As the R. arboreum ethanolic extract of leaf contains phenolic and flavonoid compounds, which are known to have antioxidant properties. Phenolic compounds illustrated their efficacy in this research investigation by preventing the synthesis of many reactive oxygen species. They further exerted positive regulatory effects on signaling pathways such as upregulation of the phosphoinositide 3-kinase (PI3K)/Akt pathway resulting in the inhibition of apoptosis and the augmentation of cell survival in cardiomyocytes, reducing rise of cellular Ca2+ and retaining matrix metalloproteinases (MMP) resulting in restoration of mitochondrial integrity, and inhibition of nuclear factor kappa-B (NF-κB)by disabling the activation of FasL, Fas, c-Myc, and p53 genes as well as proinflammatory cytokines. Although there are a variety of mechanisms for the antioxidant activity of phenolic acids (because of the reactivity of the phenol moiety), radical scavenging via hydrogen atom donation is considered to be the primary mechanism [27, 28]. Moreover, antioxidant, anti-inflammatory, anti-apoptotic, anti-calcium overload, and iron scavenging characteristics are a few of the diverse pharmacological actions of flavonoids. Dietary supplements that include flavonoids, such as quercetin, rutin, and luteolin, are crucial in the defense against cardiac toxicity because they reduce ROS, lipid peroxidation, mitochondrial permeability, and apoptosis by various mechanisms. In this current research investigation Phlpp1 and p-Akt protein expression is elevated by flavonoids. It is known that phlpp1 modulates the AKT protein to promote cell survival and significantly reduce the apoptosis brought on by doxorubicin. Furthermore, it increased the expression of the protein 14–3-3γ, which facilitates the prevention of myocardial damage. Remarkably it has characteristics that avert calcium overload by significantly increasing SERCA2a expression and preventing contractile dysfunction. In addition, it inhibited caspase-3 activity, which prevents mitochondrial permeability transition pore (mPTP) from opening, which leads to mitochondrial swelling and excessive release of reactive oxygen species [29].
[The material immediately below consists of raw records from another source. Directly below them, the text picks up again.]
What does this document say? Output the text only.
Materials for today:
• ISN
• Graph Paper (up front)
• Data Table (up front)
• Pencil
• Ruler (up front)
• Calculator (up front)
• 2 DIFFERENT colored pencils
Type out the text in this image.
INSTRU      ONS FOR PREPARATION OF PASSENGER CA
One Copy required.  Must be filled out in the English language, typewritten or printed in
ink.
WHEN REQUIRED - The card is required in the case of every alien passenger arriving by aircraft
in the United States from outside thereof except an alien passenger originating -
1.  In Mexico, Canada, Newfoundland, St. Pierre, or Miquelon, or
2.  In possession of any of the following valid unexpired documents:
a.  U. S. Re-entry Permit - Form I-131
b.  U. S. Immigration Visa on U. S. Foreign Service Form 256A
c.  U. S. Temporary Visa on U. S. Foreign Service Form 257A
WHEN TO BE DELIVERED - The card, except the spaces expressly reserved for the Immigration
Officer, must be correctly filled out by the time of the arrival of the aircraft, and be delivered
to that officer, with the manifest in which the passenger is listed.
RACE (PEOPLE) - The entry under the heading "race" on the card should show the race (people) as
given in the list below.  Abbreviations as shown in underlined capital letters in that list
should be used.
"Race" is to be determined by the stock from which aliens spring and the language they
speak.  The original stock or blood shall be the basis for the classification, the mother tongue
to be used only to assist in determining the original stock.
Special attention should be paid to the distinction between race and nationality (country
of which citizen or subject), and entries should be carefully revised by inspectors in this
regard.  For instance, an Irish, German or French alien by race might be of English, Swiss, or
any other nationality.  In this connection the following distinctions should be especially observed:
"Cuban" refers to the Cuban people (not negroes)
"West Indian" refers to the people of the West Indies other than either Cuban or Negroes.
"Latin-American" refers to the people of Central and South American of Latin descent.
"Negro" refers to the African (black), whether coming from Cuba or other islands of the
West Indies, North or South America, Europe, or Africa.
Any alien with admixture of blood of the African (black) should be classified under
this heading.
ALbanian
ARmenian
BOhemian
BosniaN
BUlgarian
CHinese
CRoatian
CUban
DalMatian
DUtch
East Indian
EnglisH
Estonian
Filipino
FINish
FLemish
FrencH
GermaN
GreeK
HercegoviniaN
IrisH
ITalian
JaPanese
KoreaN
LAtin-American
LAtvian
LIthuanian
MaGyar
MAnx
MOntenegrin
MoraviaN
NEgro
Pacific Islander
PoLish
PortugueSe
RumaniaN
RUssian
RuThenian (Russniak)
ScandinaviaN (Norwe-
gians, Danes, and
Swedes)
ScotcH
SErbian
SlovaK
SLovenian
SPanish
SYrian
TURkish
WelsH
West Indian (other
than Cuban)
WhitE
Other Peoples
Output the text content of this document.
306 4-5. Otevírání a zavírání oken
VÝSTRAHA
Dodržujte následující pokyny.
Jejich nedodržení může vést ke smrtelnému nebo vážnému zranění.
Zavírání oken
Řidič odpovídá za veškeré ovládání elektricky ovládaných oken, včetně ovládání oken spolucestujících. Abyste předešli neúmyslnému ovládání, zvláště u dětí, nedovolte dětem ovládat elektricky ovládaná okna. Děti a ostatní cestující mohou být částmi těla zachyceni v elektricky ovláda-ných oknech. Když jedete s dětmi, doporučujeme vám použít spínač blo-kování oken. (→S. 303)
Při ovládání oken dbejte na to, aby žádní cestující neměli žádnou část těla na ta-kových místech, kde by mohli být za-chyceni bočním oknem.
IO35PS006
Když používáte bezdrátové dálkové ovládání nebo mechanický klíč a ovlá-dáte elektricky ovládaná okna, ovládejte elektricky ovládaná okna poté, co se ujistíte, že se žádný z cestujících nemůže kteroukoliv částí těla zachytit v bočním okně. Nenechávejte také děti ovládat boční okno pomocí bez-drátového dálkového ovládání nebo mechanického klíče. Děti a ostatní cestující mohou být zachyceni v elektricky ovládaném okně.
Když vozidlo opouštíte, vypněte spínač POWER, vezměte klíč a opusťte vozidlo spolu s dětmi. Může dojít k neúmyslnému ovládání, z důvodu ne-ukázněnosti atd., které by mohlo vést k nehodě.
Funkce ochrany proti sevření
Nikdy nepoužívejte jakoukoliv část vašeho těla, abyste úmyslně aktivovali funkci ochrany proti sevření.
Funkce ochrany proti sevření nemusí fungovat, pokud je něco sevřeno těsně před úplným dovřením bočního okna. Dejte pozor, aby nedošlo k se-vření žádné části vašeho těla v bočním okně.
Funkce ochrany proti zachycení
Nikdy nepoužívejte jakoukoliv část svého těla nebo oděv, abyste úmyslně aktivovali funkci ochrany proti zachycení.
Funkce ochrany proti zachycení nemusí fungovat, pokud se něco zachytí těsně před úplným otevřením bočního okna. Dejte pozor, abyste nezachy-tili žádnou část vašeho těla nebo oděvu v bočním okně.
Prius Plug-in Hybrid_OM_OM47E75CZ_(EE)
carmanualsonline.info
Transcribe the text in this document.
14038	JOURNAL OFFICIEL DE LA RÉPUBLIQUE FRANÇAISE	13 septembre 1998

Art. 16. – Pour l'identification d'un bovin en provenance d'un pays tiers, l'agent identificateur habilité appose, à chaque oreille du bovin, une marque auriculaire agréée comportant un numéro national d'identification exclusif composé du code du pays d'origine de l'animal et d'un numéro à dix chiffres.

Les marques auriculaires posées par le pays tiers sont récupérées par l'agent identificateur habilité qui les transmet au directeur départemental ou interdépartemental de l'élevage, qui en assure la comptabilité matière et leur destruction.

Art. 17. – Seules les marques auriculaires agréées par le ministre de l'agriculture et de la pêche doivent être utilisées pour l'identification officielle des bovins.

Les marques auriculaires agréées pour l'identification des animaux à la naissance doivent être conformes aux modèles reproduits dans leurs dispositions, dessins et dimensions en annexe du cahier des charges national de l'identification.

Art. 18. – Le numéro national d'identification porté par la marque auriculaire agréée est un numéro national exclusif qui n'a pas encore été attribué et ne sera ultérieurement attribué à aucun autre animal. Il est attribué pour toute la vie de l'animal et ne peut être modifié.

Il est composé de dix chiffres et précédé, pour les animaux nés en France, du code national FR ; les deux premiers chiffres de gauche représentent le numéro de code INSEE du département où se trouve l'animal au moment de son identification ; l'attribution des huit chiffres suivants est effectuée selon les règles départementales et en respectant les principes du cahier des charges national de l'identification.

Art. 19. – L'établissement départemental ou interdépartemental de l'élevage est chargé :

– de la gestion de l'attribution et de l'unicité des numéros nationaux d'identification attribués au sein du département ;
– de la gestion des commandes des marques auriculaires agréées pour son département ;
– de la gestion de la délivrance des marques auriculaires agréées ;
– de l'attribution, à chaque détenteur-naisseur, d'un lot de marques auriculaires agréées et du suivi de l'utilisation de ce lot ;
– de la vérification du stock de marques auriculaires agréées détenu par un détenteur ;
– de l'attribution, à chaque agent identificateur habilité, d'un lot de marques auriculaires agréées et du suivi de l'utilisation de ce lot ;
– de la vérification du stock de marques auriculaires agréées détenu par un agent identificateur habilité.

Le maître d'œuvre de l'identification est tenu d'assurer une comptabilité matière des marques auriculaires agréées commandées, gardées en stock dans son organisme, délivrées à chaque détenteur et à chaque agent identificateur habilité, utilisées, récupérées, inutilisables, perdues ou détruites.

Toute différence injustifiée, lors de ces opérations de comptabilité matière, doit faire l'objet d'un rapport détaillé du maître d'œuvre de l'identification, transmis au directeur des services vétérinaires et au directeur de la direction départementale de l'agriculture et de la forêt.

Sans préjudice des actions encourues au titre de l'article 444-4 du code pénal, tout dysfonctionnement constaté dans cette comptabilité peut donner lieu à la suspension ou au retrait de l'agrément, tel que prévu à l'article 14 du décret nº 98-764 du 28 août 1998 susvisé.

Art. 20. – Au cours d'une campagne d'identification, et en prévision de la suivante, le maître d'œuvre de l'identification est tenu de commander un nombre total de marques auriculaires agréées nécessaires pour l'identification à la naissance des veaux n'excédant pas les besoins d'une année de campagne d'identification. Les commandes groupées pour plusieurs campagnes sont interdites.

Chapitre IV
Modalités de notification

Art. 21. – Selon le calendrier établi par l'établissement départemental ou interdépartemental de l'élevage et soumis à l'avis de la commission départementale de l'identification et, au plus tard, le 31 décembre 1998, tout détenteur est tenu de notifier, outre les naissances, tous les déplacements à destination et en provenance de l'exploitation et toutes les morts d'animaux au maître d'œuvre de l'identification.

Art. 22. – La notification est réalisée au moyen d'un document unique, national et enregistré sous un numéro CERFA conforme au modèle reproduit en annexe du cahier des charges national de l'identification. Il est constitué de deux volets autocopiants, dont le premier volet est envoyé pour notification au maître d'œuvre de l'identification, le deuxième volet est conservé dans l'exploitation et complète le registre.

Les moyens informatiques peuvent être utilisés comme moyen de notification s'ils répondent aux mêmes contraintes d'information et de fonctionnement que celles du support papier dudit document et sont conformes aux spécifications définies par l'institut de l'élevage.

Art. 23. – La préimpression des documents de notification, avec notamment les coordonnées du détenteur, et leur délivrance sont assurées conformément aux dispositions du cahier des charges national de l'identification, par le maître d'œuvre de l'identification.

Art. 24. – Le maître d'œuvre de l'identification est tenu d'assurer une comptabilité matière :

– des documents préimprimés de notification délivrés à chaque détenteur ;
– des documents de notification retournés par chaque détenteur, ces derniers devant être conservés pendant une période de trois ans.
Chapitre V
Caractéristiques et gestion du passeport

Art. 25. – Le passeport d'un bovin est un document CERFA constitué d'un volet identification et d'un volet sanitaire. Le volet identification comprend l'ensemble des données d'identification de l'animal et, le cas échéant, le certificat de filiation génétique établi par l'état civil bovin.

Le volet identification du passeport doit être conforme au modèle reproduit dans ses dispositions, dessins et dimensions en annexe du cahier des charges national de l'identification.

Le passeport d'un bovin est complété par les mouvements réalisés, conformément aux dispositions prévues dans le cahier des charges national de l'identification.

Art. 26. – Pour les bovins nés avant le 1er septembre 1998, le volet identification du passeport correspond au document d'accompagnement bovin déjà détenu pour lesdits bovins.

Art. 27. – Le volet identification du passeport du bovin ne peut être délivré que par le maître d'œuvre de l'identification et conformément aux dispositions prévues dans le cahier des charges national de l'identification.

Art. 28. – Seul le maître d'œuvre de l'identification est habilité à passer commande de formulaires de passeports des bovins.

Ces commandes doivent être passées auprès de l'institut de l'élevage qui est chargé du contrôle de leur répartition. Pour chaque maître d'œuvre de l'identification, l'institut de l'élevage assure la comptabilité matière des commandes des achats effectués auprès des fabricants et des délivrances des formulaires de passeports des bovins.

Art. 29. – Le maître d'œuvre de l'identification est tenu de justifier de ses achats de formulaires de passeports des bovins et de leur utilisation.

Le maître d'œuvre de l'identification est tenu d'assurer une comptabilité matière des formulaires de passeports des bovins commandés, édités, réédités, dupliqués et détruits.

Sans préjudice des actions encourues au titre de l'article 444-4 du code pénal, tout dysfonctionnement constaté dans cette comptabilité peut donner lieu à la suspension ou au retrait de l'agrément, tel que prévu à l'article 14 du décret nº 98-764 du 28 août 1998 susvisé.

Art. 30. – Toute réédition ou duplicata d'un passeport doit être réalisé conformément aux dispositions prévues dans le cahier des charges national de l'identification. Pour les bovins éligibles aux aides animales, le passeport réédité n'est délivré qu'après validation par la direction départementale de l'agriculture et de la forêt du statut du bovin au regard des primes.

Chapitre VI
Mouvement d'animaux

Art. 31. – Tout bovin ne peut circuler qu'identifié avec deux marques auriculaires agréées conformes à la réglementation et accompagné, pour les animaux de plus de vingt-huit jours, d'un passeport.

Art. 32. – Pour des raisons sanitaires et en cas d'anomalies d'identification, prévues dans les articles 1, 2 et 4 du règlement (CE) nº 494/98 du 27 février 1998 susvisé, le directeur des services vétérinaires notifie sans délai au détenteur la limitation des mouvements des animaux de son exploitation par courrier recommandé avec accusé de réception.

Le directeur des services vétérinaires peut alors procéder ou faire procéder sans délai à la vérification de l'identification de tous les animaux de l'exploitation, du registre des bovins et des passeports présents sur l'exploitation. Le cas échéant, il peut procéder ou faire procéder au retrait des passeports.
In accordance with earlier research reports, doxorubicin substantially raised all the cardiac serum biomarkers including AST, ALT, CK-MB, CK-NAC and LDH abilities in the present research study analysis [20]. The current research data analysis of the RALE with antioxidant properties restored all the cardiac serum biomarker levels which were elevated by the DOX control group probably flavonoid compounds minimized the leaking of these enzymes through inhibition of the mPTP pathway and release of cytochrome c, which restored the myocardial cellular damage, membrane integrity and protecting the cardiac membrane from being damaged. In addition, phenolic compounds may also have been accomplished by reducing oxidative stress by hampering the function of various signaling pathways, including mitogen-activated protein kinase (MAPK) (such as extracellular signal-regulated kinase 1/2 (ERK), c-Jun N-terminal kinase (JNK), and p38 MAPK) and nuclear factor kappa light chain enhancer of activated B cells (NF-κB) pathways, which contribute to cellular damage, apoptosis, and inflammation [12, 20].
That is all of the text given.